Skimming through Master of Mankind, I find myself struck by the hole the BL authors have written themselves into. We are told over and over, for the sake of epicness and scale, how superlative and amazing and wise and powerful people are. This series puts a serious investment into its purple prose depictions of primarchs, the Emperor, etc. But this is a prequel series for a grimdark setting. So, inherent to that, what we are shown is them fucking up, them losing, them being utter morons.
(Perhaps in the hands of a really, really good author it could come across as really great people doing everything right and still failing because what they’re up against is just that much better, but BL is rarely that good.)
One line I liked was something about how the greatest sin is failure. Do or do not, there is no try. The problem with that comment, in context, is that this is the Emperor speaking and the Emperor fails. You have done fucked up. That overshadows every attempt to make the Emperor seem cool or all powerful or all knowing or whatever. He fails. Extremely. Fails. That is the ultimate come-back to every other line in the book about “did X because I had to, it was necessary”, “doing Y was the most efficient.” You failed. You did not, in fact, succeed.
Which leaves two possibilities. One: What was attempted was inherently impossible. The Great Plan has been vaguely alluded to in canon at various points before this, but this book sure did not sell it (those few bits I skimmed). Yes, freeing humanity from the predations of the Warp seems like a good idea, as a general statement. Could it be done? Much more questionable. I am the origin of or contributor to some pretty weird and out-there AUs, and the greatest compliment I ever receive is “yet somehow you make it work.” I can’t make this work. My imagination will not produce an AU where the Emperor succeeds at such a plan as stated.
The Emperor’s plan in particular revolves around the removal of religion and superstition. But does the Imperial Truth accomplish this? Not really. It removes specific information which would have benefited people when confronted with actual literal daemons they need to fight, but does it change human nature? Because that’s the thing: the Emperor’s plan reads like something developed by someone who’s never met an actual human. People just find a new rebranding of the same old sentiments, we see over and over again in this series, in their devotion to their military hierarchies and leaders, to the Emperor, to “science” (and read that as “science in quotation marks”). Not only is there no sign human nature has changed, it is a weak, brittle thing, and within a few centuries the Imperium has become a straight-up theocracy.
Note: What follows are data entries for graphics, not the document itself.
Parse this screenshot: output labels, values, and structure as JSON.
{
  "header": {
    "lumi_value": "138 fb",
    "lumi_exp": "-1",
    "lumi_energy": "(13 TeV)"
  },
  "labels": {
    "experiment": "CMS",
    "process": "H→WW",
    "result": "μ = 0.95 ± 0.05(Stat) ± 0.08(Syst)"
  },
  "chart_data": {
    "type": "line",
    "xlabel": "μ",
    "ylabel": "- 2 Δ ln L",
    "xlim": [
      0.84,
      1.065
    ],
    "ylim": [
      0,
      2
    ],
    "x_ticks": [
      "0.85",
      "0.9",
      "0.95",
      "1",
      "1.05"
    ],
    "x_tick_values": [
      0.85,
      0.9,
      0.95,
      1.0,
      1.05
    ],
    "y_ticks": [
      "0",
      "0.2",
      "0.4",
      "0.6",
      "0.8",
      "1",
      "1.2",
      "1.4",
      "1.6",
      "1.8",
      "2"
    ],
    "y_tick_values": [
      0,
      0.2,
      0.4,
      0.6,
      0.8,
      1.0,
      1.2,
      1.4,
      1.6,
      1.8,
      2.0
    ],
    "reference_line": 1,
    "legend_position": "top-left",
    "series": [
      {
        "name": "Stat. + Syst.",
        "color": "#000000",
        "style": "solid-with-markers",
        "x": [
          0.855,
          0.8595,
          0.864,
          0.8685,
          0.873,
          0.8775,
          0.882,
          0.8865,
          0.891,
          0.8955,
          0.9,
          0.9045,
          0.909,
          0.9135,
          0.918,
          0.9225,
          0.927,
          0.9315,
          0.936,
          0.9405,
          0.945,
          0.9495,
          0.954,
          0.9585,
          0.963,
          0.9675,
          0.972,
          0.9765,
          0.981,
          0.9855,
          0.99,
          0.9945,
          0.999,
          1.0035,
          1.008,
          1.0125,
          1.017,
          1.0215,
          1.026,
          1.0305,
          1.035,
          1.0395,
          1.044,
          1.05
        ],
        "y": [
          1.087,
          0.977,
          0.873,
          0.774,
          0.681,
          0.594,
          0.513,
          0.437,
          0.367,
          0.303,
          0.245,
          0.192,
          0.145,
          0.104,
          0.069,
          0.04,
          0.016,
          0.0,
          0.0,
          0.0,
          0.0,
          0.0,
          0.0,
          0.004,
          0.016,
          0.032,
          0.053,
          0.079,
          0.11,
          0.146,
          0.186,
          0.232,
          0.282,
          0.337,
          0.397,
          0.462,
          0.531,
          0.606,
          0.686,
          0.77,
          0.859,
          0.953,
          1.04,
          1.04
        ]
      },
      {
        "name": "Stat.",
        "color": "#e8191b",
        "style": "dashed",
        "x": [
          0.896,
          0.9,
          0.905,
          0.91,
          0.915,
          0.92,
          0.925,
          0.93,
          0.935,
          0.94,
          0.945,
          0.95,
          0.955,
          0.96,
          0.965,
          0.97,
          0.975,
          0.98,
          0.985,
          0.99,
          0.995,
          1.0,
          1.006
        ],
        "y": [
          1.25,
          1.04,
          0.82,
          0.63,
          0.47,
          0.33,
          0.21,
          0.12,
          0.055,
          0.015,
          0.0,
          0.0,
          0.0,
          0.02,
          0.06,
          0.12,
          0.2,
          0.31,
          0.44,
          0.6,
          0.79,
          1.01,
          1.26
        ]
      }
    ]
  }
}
In this case, the Emperor wasted a lot of people’s time, and everyone would have been better off if he had come up with a plan to minimize damage from the inevitable fallout rather than try to get the perfect ending.
The second interpretation of the whole thing is that the Emperor is personally incompetent. It’s hard to maintain an IC/OOC divide in discussing this, because OOC concerns of the authors and the series so inform the characters that are written. As a literary device, the Emperor exists throughout the series to make very brief cameos and very monumental decisions that throws the current plot into complete disarray. But for the dramatic tensions of that current book to be maintained as it goes into the second act, these decisions have to be very detrimental ones that fuck up the narrators’ lives (ex. Ullanor, Nikaea). So, we’re told the Emperor is really great, but every specific decision he’s made in the series itself has had a dozen major negative consequences that entire books have been spent making up for. If the Emperor ever showed up and fixed everything with no downsides, then it would be a really boring book, I agree. The problem is, because it’s the former that’s used over and over, we never see the Emperor actually succeed at anything important or make a good decision.
The assertion that the Emperor only sees the primarchs as weapons, not children, is hardly a new theory in the series and certainly fits the evidence. But… that doesn’t make it a good plan. And, as we all knew going in, making a bunch of perfectly good planet-destroyers, then making them believe they’re people and giving them anxiety, leads to civil war across the galaxy, the destruction of the human Webway, the Emperor’s own death, and ten thousand years of nonsense.
Again, the argument that cuts through every assertion that the Emperor chose to be an asshole to this particular person or make this particular assholish policy or do this particular atrocity is that he stilled failed. Every decision in the series that seems really stupid and obviously doomed to screw everything up, and then does, in fact, have exactly the negative consequences you’d expect–but it was necessary (we are told, because the series loves to be grimdark and edgy and morally gray). Still fails. He doesn’t win. From which you can only conclude, that if the Emperor had, perhaps, not been terrible to every person he met, he might not have failed. Or if he’d still failed, well, we wouldn’t be any worse off, now would we? So all those justifications are completely worthless and he is just a bad person as well as a failure.
It feeds back into itself–because he did not value individuals, because he did not keep faith with those who called him father and return their love, because he shows no sign of understanding human nature, because he treated everyone and everything around him as replacable, because he rid himself of all those things in order to be this Master of Mankind he has decided is necessary–he fails. Those decisions and values and ways of thinking are what directly cause his failure; they are not incidental.
But, yeah, sure book series. Tell me how great these people are. Pretend I’m impressed.